Act Of Meanness / Lost by a Nose / Co-Mammas / The Internet and Hate Speech
1. Act of Meanness
A Quebec Superior Court Justice recently heard an unusual estate application. A Montreal area woman was convinced that her deceased brother’s wife had been unfaithful to him. At a supper held after her brother’s funeral, the woman played a video she recorded of a conversation her late brother and his wife had about a month before his death. The video chronicled accusations of infidelity on the part of the widow. The Justice commented: “The broadcasting of this tape at the supper after the funeral caused scandal, shock and humiliation for Madam and her kids, in front of members of the Armenian community who were in attendance…The court is of the view that broadcasting this illegal recording of a private conversation between spouses is not only blameworthy, but constitutes an act of meanness that must be punished.” He found that the widow and her two children suffered significant psychological trauma, stress and anxiety as a result of the sister-in-law’s actions. He ordered her to pay $40,000 in moral and punitive damages to the widow and her two children.

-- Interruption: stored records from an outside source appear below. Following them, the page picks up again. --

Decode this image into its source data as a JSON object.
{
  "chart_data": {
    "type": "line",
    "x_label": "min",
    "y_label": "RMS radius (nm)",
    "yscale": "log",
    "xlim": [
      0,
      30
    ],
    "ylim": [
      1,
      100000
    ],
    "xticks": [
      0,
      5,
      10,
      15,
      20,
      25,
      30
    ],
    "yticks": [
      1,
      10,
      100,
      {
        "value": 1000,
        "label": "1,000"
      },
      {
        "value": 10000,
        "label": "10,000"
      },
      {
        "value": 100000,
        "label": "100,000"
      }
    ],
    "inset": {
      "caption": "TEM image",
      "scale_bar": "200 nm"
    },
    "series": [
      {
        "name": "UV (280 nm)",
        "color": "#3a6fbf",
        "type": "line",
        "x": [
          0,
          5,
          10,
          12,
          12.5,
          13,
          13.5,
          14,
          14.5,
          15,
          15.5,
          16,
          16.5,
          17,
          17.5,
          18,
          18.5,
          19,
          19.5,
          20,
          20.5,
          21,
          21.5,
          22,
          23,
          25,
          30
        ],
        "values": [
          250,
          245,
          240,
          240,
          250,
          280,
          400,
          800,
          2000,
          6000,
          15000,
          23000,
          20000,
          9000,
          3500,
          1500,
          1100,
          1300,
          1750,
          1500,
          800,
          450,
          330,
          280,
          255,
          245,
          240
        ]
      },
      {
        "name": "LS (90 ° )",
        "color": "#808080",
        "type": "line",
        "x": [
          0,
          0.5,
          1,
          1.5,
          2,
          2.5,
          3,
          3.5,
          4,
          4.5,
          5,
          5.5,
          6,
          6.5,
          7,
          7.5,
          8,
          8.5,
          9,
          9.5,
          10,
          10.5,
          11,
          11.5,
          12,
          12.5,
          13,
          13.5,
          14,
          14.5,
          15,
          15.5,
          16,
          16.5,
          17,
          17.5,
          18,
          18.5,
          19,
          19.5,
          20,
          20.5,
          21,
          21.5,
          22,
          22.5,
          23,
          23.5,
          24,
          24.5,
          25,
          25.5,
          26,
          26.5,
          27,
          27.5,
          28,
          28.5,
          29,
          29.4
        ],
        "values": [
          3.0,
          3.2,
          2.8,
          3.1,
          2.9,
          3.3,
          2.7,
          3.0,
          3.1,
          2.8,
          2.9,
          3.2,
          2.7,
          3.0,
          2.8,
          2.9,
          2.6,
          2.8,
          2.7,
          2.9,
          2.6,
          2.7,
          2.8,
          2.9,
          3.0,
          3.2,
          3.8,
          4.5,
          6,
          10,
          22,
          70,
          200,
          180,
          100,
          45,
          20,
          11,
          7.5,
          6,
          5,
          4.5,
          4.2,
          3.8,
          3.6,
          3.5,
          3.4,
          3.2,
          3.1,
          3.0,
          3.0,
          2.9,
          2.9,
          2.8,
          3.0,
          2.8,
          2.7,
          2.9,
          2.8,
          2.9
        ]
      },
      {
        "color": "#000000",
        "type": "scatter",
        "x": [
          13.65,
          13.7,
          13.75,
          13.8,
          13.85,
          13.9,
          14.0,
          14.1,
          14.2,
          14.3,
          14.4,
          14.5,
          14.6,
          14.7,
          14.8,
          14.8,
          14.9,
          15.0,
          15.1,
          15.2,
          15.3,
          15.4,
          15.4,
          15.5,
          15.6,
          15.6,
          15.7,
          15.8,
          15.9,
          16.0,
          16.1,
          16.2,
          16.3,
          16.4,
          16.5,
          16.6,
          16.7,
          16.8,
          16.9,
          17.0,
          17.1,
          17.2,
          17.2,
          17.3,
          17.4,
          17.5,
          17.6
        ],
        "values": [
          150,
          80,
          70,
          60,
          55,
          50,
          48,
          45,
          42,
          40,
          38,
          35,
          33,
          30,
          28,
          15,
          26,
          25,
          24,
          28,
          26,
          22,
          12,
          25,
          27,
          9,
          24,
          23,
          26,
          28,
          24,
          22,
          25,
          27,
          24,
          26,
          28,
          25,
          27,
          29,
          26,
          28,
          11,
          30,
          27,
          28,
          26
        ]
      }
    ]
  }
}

Ashegh (Succession de), 2016 QCCS 6157 (CanLII)
2. Lost by a Nose
Another unusual funeral event: a Nova Scotia man will serve six months in prison for biting a fellow mourner on the nose at a wake. Many of the mourners were inebriated and a brawl broke out. The accused argued self-defence, maintaining he was trying to keep his balance when he bit the other man on the nose. However, the judge smelled a rat. He said “Apart from acrobats such as the iron-jaw trapeze artist memorialized in the well-known painting by Degas, nobody keeps his balance with his teeth. People will use their arms, hands, legs or otherwise contort themselves when they need to maintain balance. People do not bite into other people to maintain posture.” In addition to the jail sentence, the judge imposed 12 months of probation, a victim surcharge of $200, a DNA collection order and a ten-year firearm prohibition.

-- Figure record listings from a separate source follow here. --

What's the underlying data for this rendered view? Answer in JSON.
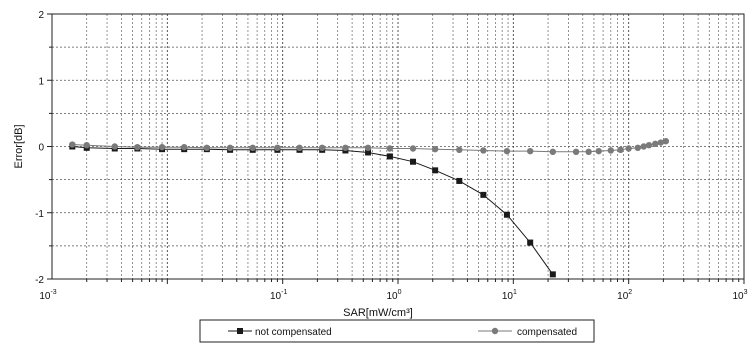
{
  "chart_data": {
    "type": "line",
    "title": "",
    "xlabel": "SAR[mW/cm³]",
    "ylabel": "Error[dB]",
    "xscale": "log",
    "xlim": [
      0.001,
      1000
    ],
    "ylim": [
      -2,
      2
    ],
    "x_ticks": [
      {
        "value": 0.001,
        "base": "10",
        "exp": "-3"
      },
      {
        "value": 0.1,
        "base": "10",
        "exp": "-1"
      },
      {
        "value": 1,
        "base": "10",
        "exp": "0"
      },
      {
        "value": 10,
        "base": "10",
        "exp": "1"
      },
      {
        "value": 100,
        "base": "10",
        "exp": "2"
      },
      {
        "value": 1000,
        "base": "10",
        "exp": "3"
      }
    ],
    "y_ticks": [
      "2",
      "1",
      "0",
      "-1",
      "-2"
    ],
    "grid": true,
    "legend_position": "bottom",
    "series": [
      {
        "name": "not compensated",
        "marker": "square",
        "color": "#1a1a1a",
        "x": [
          0.0015,
          0.002,
          0.0035,
          0.0055,
          0.009,
          0.014,
          0.022,
          0.035,
          0.055,
          0.09,
          0.14,
          0.22,
          0.35,
          0.55,
          0.85,
          1.35,
          2.1,
          3.4,
          5.5,
          8.8,
          14,
          22
        ],
        "y": [
          0.0,
          -0.02,
          -0.03,
          -0.03,
          -0.04,
          -0.04,
          -0.04,
          -0.05,
          -0.05,
          -0.05,
          -0.05,
          -0.05,
          -0.06,
          -0.09,
          -0.15,
          -0.23,
          -0.36,
          -0.52,
          -0.73,
          -1.03,
          -1.45,
          -1.93
        ]
      },
      {
        "name": "compensated",
        "marker": "circle",
        "color": "#7a7a7a",
        "x": [
          0.0015,
          0.002,
          0.0035,
          0.0055,
          0.009,
          0.014,
          0.022,
          0.035,
          0.055,
          0.09,
          0.14,
          0.22,
          0.35,
          0.55,
          0.85,
          1.35,
          2.1,
          3.4,
          5.5,
          8.8,
          14,
          22,
          35,
          45,
          55,
          70,
          85,
          100,
          120,
          135,
          150,
          170,
          190,
          210
        ],
        "y": [
          0.03,
          0.02,
          0.0,
          -0.01,
          -0.01,
          -0.01,
          -0.02,
          -0.02,
          -0.02,
          -0.02,
          -0.02,
          -0.02,
          -0.02,
          -0.02,
          -0.03,
          -0.03,
          -0.04,
          -0.05,
          -0.06,
          -0.07,
          -0.07,
          -0.08,
          -0.08,
          -0.08,
          -0.07,
          -0.06,
          -0.05,
          -0.03,
          -0.02,
          0.0,
          0.02,
          0.04,
          0.06,
          0.08
        ]
      }
    ]
  }
}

- R.v. MacLean , 2016 NSPC 59 (CanLII)
Two law professors at the University of Ottawa have succeeded in being named “co-mothers”, or “co-mamma’s” as they like to say, for a young boy called Elaan. Natasha Bakht gave birth to the child through the use of a sperm donor. Her friend and colleague Lynda Collins, was her birth coach. Elaan was found to be profoundly disabled some months after his birth. Lynda became more and more involved in the life and care of Elaan, moving to a condo one floor up for Natasha and together they handled grocery shopping, meals, and Elaan’s heath care, feeding, and other physical needs. Eventually, Natasha suggested that Lynda become a second mom to the child. The professors made an application for an Order of Parentage that would name them both as Elaan’s parents. In November of 2016 an Ottawa judge decided that the court had jurisdiction to hear the application and that it was in the child’s best interests to grant a declaration of parentage to the two women.
Citation Not Available
4. The Internet and Hate Speech
Justice Bruce Butler of the British Columbia Supreme Court recently heard an interesting argument about hate speech in the Internet era. After a 14- day jury trial, Roy Topham was convicted of willfully promoting hatred of an identifiable group: people of Jewish faith or origin. In a constitutional challenge heard after his conviction, Mr. Topham argued, among other things, that a new legal issue should be considerred in his case because of the Internet age. Now, he suggested, there is wide dissemination of materials and viewpoints similar to Mr. Topham’s on the Internet. This means that the wording of the Criminal Code offence he was convicted under violates his Charter right to free speech and is too broad and out of proportion to the harm it seeks to protect against. He argued that the hate speech law should not be saved by s. 1 of the Charter which allows limits on rights as demonstrably justified in a free and democratic society. However, Justice Butler rejected this argument, stating: “The fact that the Internet has significantly increased the ability of people, businesses and governments to communicate widely does not raise a new issue in the s.1 justification of the Criminal Code provision. Indeed, the fact that the Internet facilitates the easy exchange of information with many people means it can cause the harm outlined in Keegstra. Indeed, the Internet may make the risk of harm associated with hate speech a more pressing issue”.